WPLN News Director Emily Siner and Justin Whitt, director of the Oak Ridge Leadership Computing Facility, discussed the Frontier supercomputer on This Is Nashville on June 7. You can listen to the full episode here.
A new supercomputer at Oak Ridge National Laboratory, called Frontier, has been crowned the fastest in the world — and the first to run at exascale speed.
According to the TOP500 list, which measures supercomputers around the world, the new machine in East Tennessee has performed speeds of up to 1.1 exaflops. That means it can process more than one quintillion calculations per second.
Oak Ridge says this makes Frontier about seven times as fast as the national laboratory’s current supercomputer, called Summit. When Summit launched just four years ago, it too claimed the No. 1 spot, with maximum speeds up to 200 petaflops, but it was quickly surpassed. Now, Summit ranks fourth in the world.

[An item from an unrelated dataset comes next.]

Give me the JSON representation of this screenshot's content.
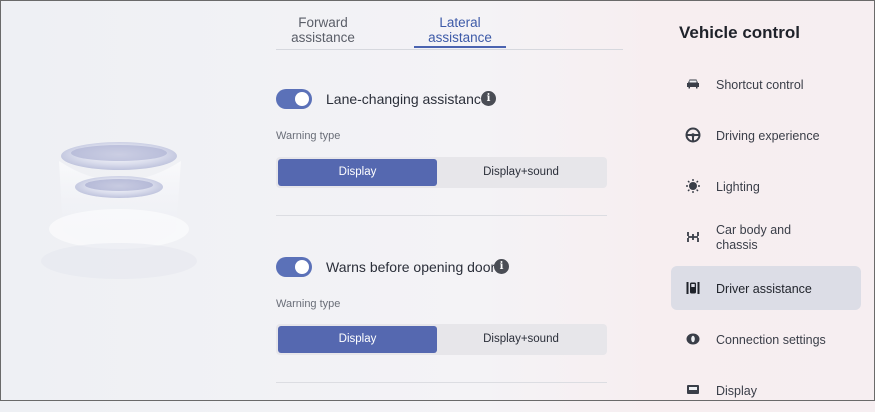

Supercomputers allow for scientists to run complex calculations with massive amounts of data. Researchers used Summit, for example, to simulate exploding stars and better understand how they relate to heavy elements found in the universe, and to identify patterns in human proteins among people with Alzheimer’s.
More: How A Tennessee Supercomputer, Now The World’s Fastest, Might Find New Cures For Cancer (from June 2018)
Frontier will continue this work at even higher speeds, says Thomas Zacharia, the lab director at Oak Ridge.
“As we think about the most compelling challenges facing our generation,” he said in a promotional video last year, “it’s about energy transitions, it’s about climate change, and it’s about issues currently facing our society – tackling the pandemic.”
The creation of Frontier has been a particularly intense process. Scientists have been developing code for exascale computing for years. And the physical installation was hindered by global supply-chain disruptions during the pandemic.
Oak Ridge says scientists will be able to start using Frontier later this year.